Reputation: 1405
I am using spark sql to read 2 different datasets sitting in ORC format in S3 . But the performance difference in reading is huge for almost similar size datasets.
Dataset 1 : contains 212,000,000 records each with 50 columns and total up to 15GB in orc format in s3 bucket .
Dataset 2 : contains 29,000,000 records each with 150 columns and total up to 15GB in orc format in same s3 bucket .
Dataset 1 is taking 2 mins to read using spark sql. And its taking 12 mins to read Dataset 2 with same spark read/count job in same infrastructure.
Length of each row could cause this big difference. Can anyone help me understand the reason behind huge performance difference in reading these datasets ?
Upvotes: 3
Views: 2249
Reputation: 13490
Assuming you are using the s3a: client (and not Amazon EMR & it's s3:// client) it is about how much seek() work is going on and whether the client is being clever about random IO or not.

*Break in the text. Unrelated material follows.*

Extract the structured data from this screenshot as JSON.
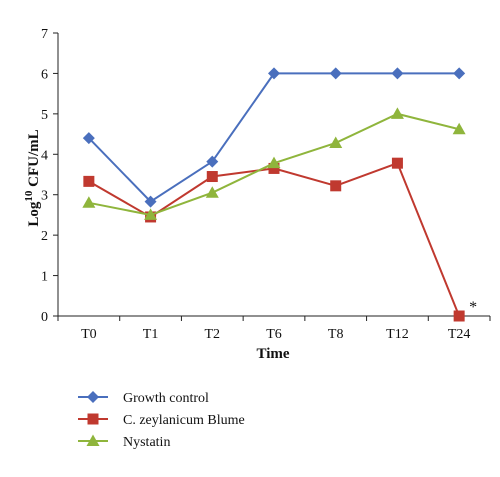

Essentially: seek() is very expensive over HTTP1.1 GETs if you have to close an HTTP connection and create a new one. Hadoop 2.8+ adds two features for this: HADOOP-14244: Lazy seek, and HADOOP-13203. High performance random IO.
If you have the Hadoop 2.8.+ JARs on your classopath, go:
spark.hadoop.fs.s3a.experimental.input.fadvise random
This will hurt performance on non-random IO (reading .gz files and the like), but is critical for ORC/Parquet IO perf.
If you are using Amazon EMR, their s3 client is closed source, take it up with their support team I'm afraid.
Upvotes: 3